Son yıllarda gerçek suç temalı yapımların popülaritesinin artması, seyircilerin kanlı sahnelerden büyük bir keyif aldığını gösteriyor. Bu durum, “Neden çoğumuz bu tür suç şovlarını bu kadar seviyoruz?” sorusunu akıllara getiriyor. Seri katillerle ilgili içeriklere olan ilgi, dünya genelinde hızla büyüyor; her köşe başında, bu korkunç suçları detaylı bir şekilde anlatan filmler, TV dizileri, kitaplar ve videolarla karşılaşıyoruz.

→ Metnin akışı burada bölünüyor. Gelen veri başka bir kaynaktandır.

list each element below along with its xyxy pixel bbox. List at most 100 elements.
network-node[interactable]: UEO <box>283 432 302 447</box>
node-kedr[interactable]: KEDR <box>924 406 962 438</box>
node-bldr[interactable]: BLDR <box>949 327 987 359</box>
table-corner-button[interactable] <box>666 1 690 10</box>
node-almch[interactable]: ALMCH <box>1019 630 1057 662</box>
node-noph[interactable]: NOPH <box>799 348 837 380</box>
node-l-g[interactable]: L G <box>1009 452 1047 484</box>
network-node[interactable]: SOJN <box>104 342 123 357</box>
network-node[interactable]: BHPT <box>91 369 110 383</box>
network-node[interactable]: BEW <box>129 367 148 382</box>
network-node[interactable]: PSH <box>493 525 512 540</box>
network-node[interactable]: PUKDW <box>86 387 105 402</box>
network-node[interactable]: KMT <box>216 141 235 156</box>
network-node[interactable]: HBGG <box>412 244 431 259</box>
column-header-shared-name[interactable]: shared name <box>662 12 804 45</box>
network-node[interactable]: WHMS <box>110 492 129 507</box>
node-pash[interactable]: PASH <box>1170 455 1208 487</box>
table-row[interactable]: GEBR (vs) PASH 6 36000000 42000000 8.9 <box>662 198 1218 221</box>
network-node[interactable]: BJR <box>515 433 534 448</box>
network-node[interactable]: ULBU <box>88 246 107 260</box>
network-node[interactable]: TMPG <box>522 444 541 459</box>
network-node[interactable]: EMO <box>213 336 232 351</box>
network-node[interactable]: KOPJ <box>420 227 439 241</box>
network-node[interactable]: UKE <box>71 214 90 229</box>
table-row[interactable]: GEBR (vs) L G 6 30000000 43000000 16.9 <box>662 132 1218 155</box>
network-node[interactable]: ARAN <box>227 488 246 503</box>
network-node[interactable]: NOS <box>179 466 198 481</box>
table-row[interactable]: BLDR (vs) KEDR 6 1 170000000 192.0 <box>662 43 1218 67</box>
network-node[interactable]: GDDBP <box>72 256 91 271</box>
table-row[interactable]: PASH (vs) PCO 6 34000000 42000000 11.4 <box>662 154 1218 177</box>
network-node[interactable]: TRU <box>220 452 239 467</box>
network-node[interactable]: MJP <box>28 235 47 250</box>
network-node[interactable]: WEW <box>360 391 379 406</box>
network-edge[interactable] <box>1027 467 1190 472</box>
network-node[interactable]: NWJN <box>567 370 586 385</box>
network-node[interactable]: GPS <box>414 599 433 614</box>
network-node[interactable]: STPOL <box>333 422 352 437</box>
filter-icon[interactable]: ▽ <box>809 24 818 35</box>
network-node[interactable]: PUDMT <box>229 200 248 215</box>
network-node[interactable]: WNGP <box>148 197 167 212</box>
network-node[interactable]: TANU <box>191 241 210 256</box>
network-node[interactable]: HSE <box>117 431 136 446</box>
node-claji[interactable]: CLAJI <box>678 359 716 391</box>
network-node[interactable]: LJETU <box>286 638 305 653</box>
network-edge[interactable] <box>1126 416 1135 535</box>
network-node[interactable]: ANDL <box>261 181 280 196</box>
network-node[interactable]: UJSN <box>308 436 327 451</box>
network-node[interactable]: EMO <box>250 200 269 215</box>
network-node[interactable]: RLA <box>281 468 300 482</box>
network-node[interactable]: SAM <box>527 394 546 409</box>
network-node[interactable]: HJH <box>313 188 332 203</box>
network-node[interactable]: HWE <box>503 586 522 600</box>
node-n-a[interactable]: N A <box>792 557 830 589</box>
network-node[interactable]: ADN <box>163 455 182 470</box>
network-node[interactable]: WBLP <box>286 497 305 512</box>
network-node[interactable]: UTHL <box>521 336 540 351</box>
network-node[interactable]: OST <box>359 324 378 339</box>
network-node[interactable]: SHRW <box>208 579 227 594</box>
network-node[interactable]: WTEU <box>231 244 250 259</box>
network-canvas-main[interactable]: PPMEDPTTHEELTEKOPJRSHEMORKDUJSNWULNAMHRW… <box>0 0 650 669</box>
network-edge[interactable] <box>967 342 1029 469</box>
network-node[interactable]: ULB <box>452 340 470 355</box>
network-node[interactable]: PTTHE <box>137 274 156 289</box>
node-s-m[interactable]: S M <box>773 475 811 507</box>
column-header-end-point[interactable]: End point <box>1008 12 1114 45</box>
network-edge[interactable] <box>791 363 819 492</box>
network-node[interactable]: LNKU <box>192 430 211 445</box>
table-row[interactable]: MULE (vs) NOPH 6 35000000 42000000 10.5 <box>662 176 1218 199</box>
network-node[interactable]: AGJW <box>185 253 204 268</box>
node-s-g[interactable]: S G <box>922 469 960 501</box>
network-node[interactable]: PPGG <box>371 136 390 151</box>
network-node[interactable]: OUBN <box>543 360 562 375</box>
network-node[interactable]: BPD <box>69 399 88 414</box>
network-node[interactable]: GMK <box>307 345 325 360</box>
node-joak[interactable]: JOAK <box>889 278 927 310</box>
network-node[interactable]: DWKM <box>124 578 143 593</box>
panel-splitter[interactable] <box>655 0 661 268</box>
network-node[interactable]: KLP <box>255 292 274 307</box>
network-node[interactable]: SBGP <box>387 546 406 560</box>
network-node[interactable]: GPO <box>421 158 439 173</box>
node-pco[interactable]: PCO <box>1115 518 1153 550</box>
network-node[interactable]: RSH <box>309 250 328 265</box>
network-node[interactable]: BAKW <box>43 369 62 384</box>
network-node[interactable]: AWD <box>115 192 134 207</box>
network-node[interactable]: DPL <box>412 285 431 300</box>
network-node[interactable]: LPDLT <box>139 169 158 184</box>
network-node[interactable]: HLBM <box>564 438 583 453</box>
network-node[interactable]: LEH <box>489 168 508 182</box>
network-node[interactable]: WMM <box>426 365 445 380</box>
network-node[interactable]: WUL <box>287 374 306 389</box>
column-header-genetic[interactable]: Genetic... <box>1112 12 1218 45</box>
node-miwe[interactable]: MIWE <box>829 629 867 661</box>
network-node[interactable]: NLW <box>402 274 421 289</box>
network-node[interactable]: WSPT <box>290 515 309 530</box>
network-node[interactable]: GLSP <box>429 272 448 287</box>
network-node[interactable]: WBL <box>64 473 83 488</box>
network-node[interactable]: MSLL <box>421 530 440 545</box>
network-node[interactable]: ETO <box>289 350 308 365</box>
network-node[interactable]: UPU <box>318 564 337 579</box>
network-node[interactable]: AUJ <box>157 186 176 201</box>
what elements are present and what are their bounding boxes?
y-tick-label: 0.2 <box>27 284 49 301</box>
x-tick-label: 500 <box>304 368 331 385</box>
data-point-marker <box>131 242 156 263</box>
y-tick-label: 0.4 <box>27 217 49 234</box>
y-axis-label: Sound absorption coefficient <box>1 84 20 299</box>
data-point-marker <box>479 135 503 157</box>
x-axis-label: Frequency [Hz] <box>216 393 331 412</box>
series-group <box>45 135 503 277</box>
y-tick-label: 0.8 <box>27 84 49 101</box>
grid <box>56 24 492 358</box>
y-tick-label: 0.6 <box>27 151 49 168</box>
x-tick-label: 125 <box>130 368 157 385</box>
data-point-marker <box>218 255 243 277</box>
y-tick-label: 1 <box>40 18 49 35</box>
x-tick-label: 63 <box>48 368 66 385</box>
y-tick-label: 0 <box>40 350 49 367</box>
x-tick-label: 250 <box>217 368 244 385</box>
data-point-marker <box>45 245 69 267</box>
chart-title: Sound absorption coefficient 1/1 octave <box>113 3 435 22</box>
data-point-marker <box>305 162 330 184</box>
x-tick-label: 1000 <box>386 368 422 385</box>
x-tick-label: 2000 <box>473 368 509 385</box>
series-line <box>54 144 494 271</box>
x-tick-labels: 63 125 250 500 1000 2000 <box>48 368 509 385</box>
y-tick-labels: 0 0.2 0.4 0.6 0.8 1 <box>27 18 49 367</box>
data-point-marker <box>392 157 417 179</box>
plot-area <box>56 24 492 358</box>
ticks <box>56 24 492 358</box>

Geçmişte, bu suç merakının hastalıklı bir ilgi veya insanların hayatlarında eksik olan yoğun duyguları deneyimleme arzusundan kaynaklandığı düşünülüyordu. Aynı zamanda, bu tür bir saplantının artan şiddeti tetikleyebileceği de sıkça dile getiriliyordu. Ancak, bu konu hakkında kapsamlı bir araştırma yapılmamıştı. İşte bu noktada, Rusya’daki Ulusal Araştırma Üniversitesi Ekonomi Yüksek Okulu’ndan bir araştırma ekibi devreye girdi.
Bu ekip, Rus gençleri arasında bir dizi derinlemesine görüşme gerçekleştirdi. 14 Rus şehrinden 18 ila 36 yaş arası toplam 26 gençle bir araya gelerek, ne tür seri katil içeriklerinden hoşlandıkları, bu içerikleri nasıl değerlendirdikleri ve bir film, video veya podcast seçerken hangi unsurlara dikkat ettikleri hakkında sorular sordular.
Elde ettikleri bulgular, bu şiddet içerikli medyaya olan ilginin ne şiddet sevgisinden kaynaklandığını ne de gerçek hayatta şiddet uygulama isteğiyle ilişkili olduğunu ortaya koydu. Araştırma ekibi, makalelerinde şu önemli sonuca vardı: “Çalışma, genç Rusların seri katillerle ilgili medya içeriğini iki tür ihtiyacı aynı anda karşılamak için tükettiğini ortaya koydu: Bilişsel ve duygusal ihtiyaçlar. Bilişsel tüketim güdüleri ontolojik güvenlik ihtiyacından kaynaklanırken, duygusal güdüler zevk için tüketim ihtiyaçlarını karşılamakla ilişkili.”
Başka bir deyişle, insanlar suçluların motivasyonlarını anlamaya çalışırken, aynı zamanda bu dehşet verici gerçek hayat hikayeleri aracılığıyla hayatlarında başka türlü tatmin edilemeyen yoğun duyguları hissetmeye çalışıyorlar. Ancak, bu çalışmanın yalnızca küçük bir örneklemle gerçekleştirildiği ve tüm Rus genç nüfusunu temsil etmediği göz önünde bulundurulmalı. Dolayısıyla, elde edilen sonuçların bir miktar ihtiyatla yorumlanması gerektiği unutulmamalıdır.